Frau Fisch macht bunte Träume wahr

Oberbilk..  Marie Fisch kennt die Träume vieler Düsseldorfer sehr genau. Denn wer den Weg zu ihr in den Kostümfundus des „Vereins für Aktion und Kultur mit Kindern“ (Akki) findet, der will sich meist einen erfüllen. „Die Frauen wollen gerne Prinzessin werden, die Männer Musketier oder irgendetwas anderes cooles“, sagt die Leiterin des Kostümfundus.

Mit 1000 Kostümen und noch mehr Accessoires bleibt bei Marie Fisch kaum ein Wunsch unerfüllt. Vor allem in historische Figuren wie Ritter, König oder Prinzessin kann man schnell und mühelos schlüpfen. Denn zu den Feierlichkeiten der 700-Jahr-Feier der Stadt hatten viele Eltern für ihre Kinder historische Kostüme geschneidert – und sie nach den Umzügen durch die Stadt dem damals noch jungen Kostümfundus des „Akki“ gespendet.

Ausstattung für Schulen

Ins Leben gerufen wurde der Fundus, um vor allem Schulen und andere pädagogische Einrichtungen bei Theateraufführungen und anderen Kulturprojekten mit Kostümen auszustatten. Für sie gelten bis heute besonders günstige Preiskonditionen. Auch bei eigenen Projekten greift man beim Akki natürlich auf den üppigen Fundus zurück. Wenn im Sommer das Kulturprojekt „Düsseldörfchen“ auf die Beine gestellt wird, kleidet Marie Fisch schon mal bis zu 200 Kinder und Jugendliche ein – zum Beispiel als Elfen, Nonnen, Ritter oder Mönche. „Wir hatten vor vielen Jahren von der Deutschen Oper am Rhein Kostüme aus Opern wie Parsifal gespendet bekommen und viele der Kostüme deswegen in mehrfacher Ausfertigung“, sagt Fisch.

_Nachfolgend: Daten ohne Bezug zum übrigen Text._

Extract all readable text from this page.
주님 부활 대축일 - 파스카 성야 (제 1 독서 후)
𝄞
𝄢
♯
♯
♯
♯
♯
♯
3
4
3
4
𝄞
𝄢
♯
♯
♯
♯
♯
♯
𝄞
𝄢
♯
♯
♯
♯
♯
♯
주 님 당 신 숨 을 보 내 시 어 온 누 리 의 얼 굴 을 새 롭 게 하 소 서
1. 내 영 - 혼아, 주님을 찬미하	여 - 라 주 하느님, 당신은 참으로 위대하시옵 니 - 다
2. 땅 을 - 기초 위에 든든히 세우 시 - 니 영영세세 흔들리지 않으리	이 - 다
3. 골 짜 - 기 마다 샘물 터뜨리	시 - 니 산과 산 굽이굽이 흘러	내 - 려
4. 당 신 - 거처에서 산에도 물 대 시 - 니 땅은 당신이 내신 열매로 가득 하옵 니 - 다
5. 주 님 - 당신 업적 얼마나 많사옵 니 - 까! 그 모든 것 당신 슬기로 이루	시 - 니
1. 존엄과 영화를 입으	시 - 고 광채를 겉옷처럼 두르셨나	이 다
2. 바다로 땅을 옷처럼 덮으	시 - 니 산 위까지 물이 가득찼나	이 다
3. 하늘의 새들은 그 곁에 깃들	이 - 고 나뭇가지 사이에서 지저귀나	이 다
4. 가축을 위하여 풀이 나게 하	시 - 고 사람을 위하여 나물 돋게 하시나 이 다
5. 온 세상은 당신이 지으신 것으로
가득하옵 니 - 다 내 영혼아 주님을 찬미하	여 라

Ausleihen kann sich aber prinzipiell jeder Düsseldorfer ein Kostüm. „Doch in erster Linie sind wir ein Kostümfundus für Kinder und Jugendliche. Ab Konfektionsgröße 42 wird es bei uns deswegen schwierig, ein passendes Kostüm zu finden“, sagt Fisch. Zudem gebe es viele der rund 1000 Kostüme nur als Einzelstücke und damit nur in einer Größe. „Wir sind kein Geschäft für Karnevalskostüme, wo man jedes Kostüm in jeder Größe bekommt“, sagt sie. Man sollte deswegen nicht mit zu starren Vorstellungen in den Fundus im Volksgarten kommen.

Oft fragt Marie Fisch auch ihre Kunden dazu, wie sie den Karneval eigentlich feiern wollen. „Ein langes Prinzessinnenkleid ist für den Straßenkarneval natürlich eher nicht geeignet, weil es dann ständig über den Boden schleift und schmutzig wird“, sagt die Leiterin des Fundus. Kostüme für ein ganzes Wochenende könne man im Akki zwar schon für einen Preis von rund 25 Euro bekommen – doch für die Reinigung müssten die Kunden natürlich selber aufkommen. Und wenn so wild gefeiert wird, dass Knöpfe abfallen oder Reißverschlüsse reißen, müsse der Kunde auch für diese Ausbesserungen aufkommen, die Fisch dann zum Beispiel an ihrer Nähmaschine erledigt.

Dirndl-Superhelden-Kostüm

In den 15 Jahren, die Marie Fisch im Fundus arbeitet, hat sie schon viele Träume erfüllt – und dabei auch echte Helden gesehen. „Einmal kam ein Vater, der ganz schnell ein Superman-Kostüm für sich brauchte“, erinnert sich Fisch. Doch sie hatte keines parat. „Ich sagte ihm, dass ich in den Farben aber ein Festtags-Dirndl habe, dass ich umarbeiten könnte“, sagt sie und lacht. Der Vater sah sich die Rüschen am Dirndl an und sagte: „Für mein Kind würde ich alles tun“ und schlüpfte nur wenige Stunden später in das Dirndl-Superhelden-Kostüm.

Auch sich selbst hat Marie Fisch schon einige Träume erfüllt: „Ich bin schon mal als Pippi Langstrumpf gegangen und viele Kinder dachten, dass ich die ,echte’ Pippi sei. Denn mit meiner Haarfarbe brauche ich im Gegensatz zu anderen Frauen ja keine rote Perücke“, sagt sie und lacht.